One woman, her clothes torn, was too frightened even
to get into an ambulance and her injured colleagues
had to help her on board. Iraqis desperately afraid
for relatives who work inside the building, crowded
around US soldiers, begging for information. Adaleh
Tawfiq borrowed The Independent's satellite phone to
call her daughter, Enas, inside. She was safe but the
others did not know the right phone numbers for their
relatives. Never Krikor, an elegant lady in a floral
jacket, was terrified for her son, Rafi, and in a
state of panic, calling out beseechingly for
information no one could give her.

What came before was nothing to this. The daily
rocket- propelled grenade attacks on American
soldiers. The bombing of the Jordanian embassy. None
of them killed so many people or sent a shiver of fear
down the spine quite like this. "Why did they attack
the UN?" one Iraqi asked angrily. "The real target is
in front of their eyes." He gestured angrily towards
the American soldiers trying to hold back the crowds.

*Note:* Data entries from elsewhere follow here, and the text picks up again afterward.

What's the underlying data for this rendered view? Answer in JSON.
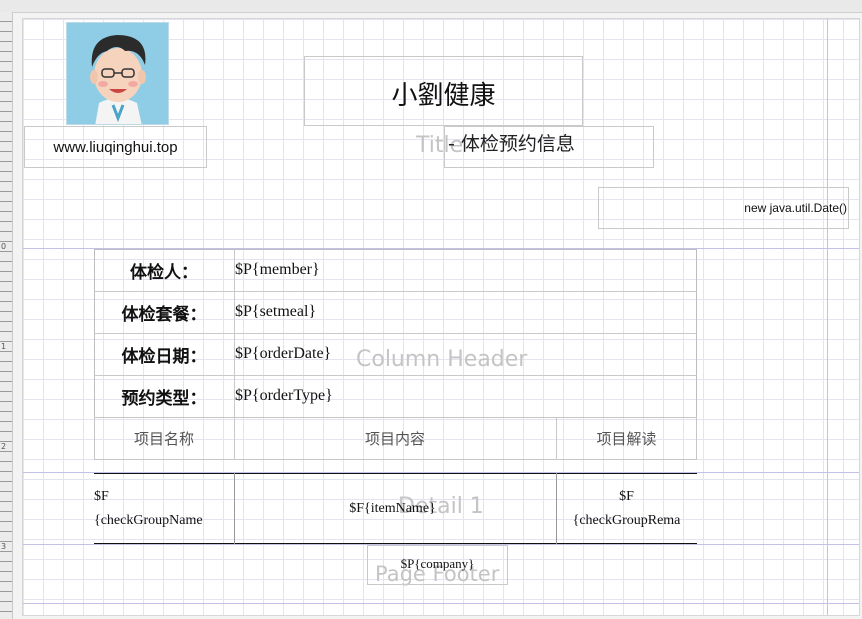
{
  "report": {
    "title": "小劉健康",
    "subtitle": "- 体检预约信息",
    "website": "www.liuqinghui.top",
    "date_expression": "new java.util.Date()",
    "info_rows": [
      {
        "label": "体检人：",
        "value": "$P{member}"
      },
      {
        "label": "体检套餐：",
        "value": "$P{setmeal}"
      },
      {
        "label": "体检日期：",
        "value": "$P{orderDate}"
      },
      {
        "label": "预约类型：",
        "value": "$P{orderType}"
      }
    ],
    "columns": [
      "项目名称",
      "项目内容",
      "项目解读"
    ],
    "detail": {
      "name_field": "$F\n{checkGroupName",
      "content_field": "$F{itemName}",
      "remark_field": "$F\n{checkGroupRema"
    },
    "footer_field": "$P{company}"
  },
  "bands": {
    "title": "Title",
    "column_header": "Column Header",
    "detail": "Detail 1",
    "page_footer": "Page Footer"
  },
  "ruler": {
    "marks": [
      "0",
      "1",
      "2",
      "3"
    ]
  },
  "avatar": {
    "icon": "cartoon-avatar-icon",
    "bg": "#8fcde6"
  }
}
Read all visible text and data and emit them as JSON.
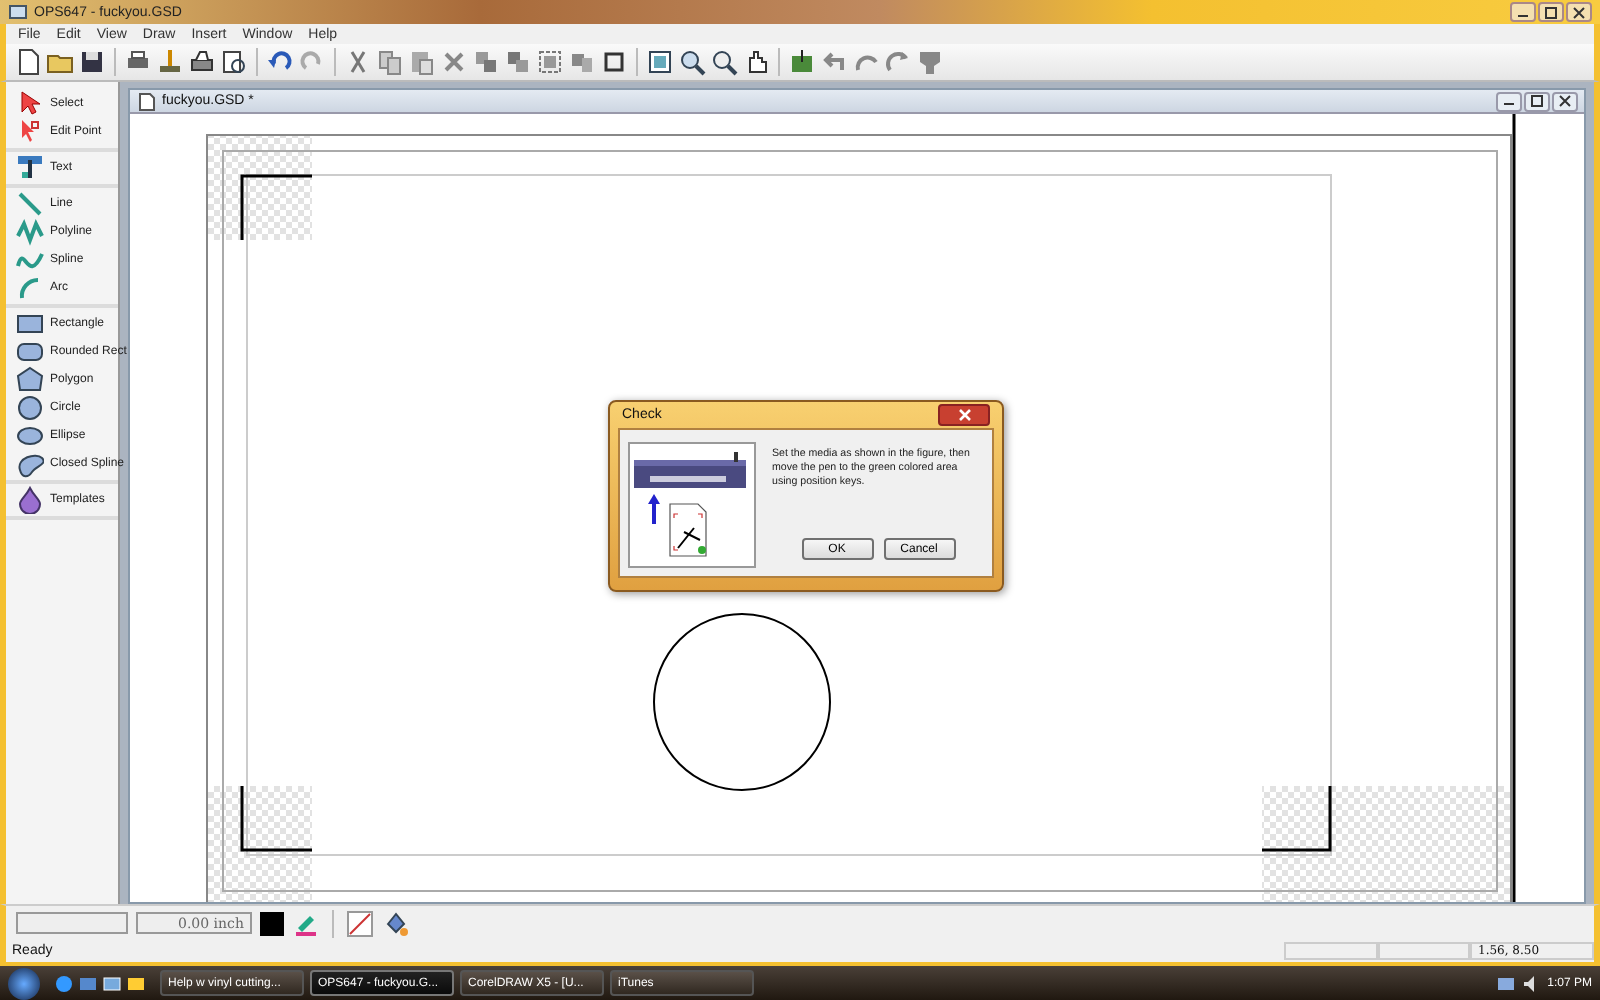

Moments before the bomb went off the Americans were
celebrating the capture of Saddam Hussein's
vice-president, Taha Yassim Ramadan, but the bombing
of the UN building completely overshadowed it.

There was no way of telling who was behind the blast.
There will be speculation that Saddam loyalists were
to blame but it could equally have been one or more of
the Sunni Islamic resistance groups who oppose both
Saddam and the Americans. It will serve to increase
the chaos and instability on Baghdad streets and to
increase the fear of American soldiers, of
international aid workers, and of ordinary Iraqis. A
sophisticated campaign to destabilise the occupation
seems to be spreading.

Kofi Annan, the UN secretary general, insisted the UN
would stay in Iraq despite the bombing. But with
investigators still uncertain who is behind the
bombing of the Jordanian embassy on 7 August, the
indications are that it could get worse here yet.